Branching Flows introduces a principled family of methods for flow matching in variable-length and multimodal domains, bridging a critical gap in generative modeling. The structure of the branching process affords flexibility in modeling tree-like or nested generative tasks, suggesting potential applications in code generation (syntax-driven tree sampling), document editing, and compositional design in bioinformatics and chemistry.

Finetuning into existing, pre-trained models demonstrates computational efficiency and transferability, indicating that learned representations from fixed-length domains can be repurposed for stochastic event-driven frameworks with minimal architectural adaptation.

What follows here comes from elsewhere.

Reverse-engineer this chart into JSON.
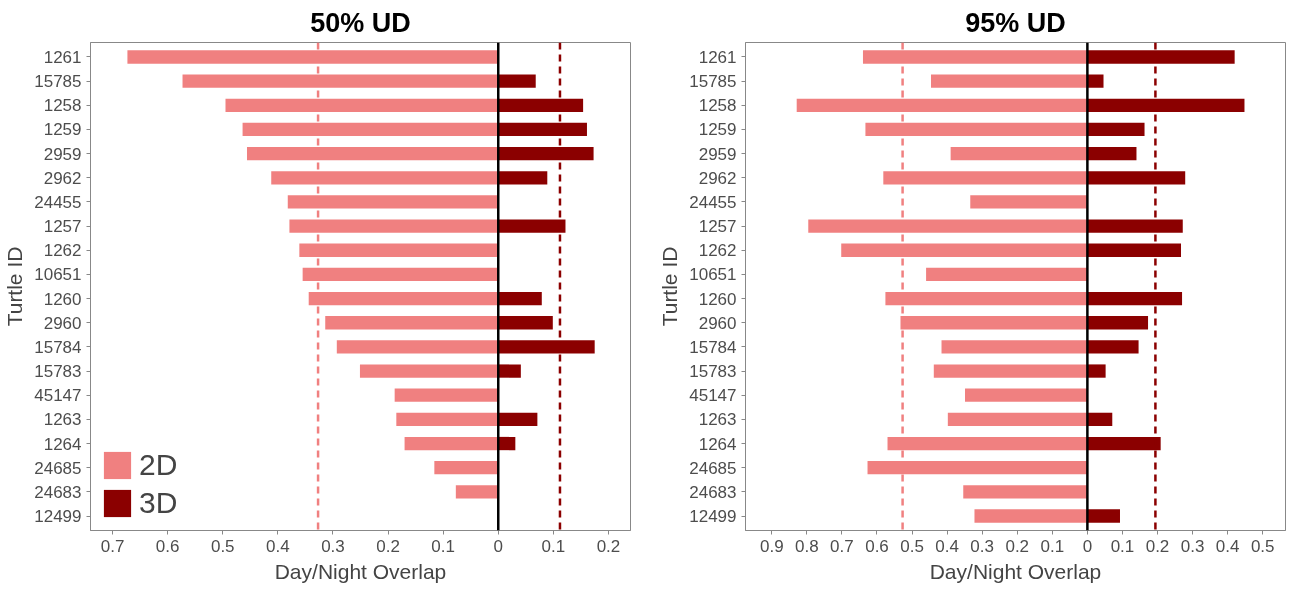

Further theoretical and empirical investigation will address optimization of tree and anchor sampling schemes, domain-specific event modeling, downstream benchmarking, and integration with rigorous scoring metrics in application domains (e.g., foldability, developability in protein design, chemical feasibility in molecule generation).

Conclusion

Branching Flows offers a robust, extensible approach for generative modeling over variable-length, multimodal spaces, providing stable learning dynamics, accurate marginal distribution matching, and new capabilities such as dynamic infix sampling. Its foundation in generator matching, rigorous event modeling, and compositional loss formulation positions it as a versatile tool for researchers addressing complex generative tasks in computational biology, chemistry, natural language, and beyond. Further refinement and benchmarking are anticipated to elucidate its practical advantages and extend its utility in emerging domains.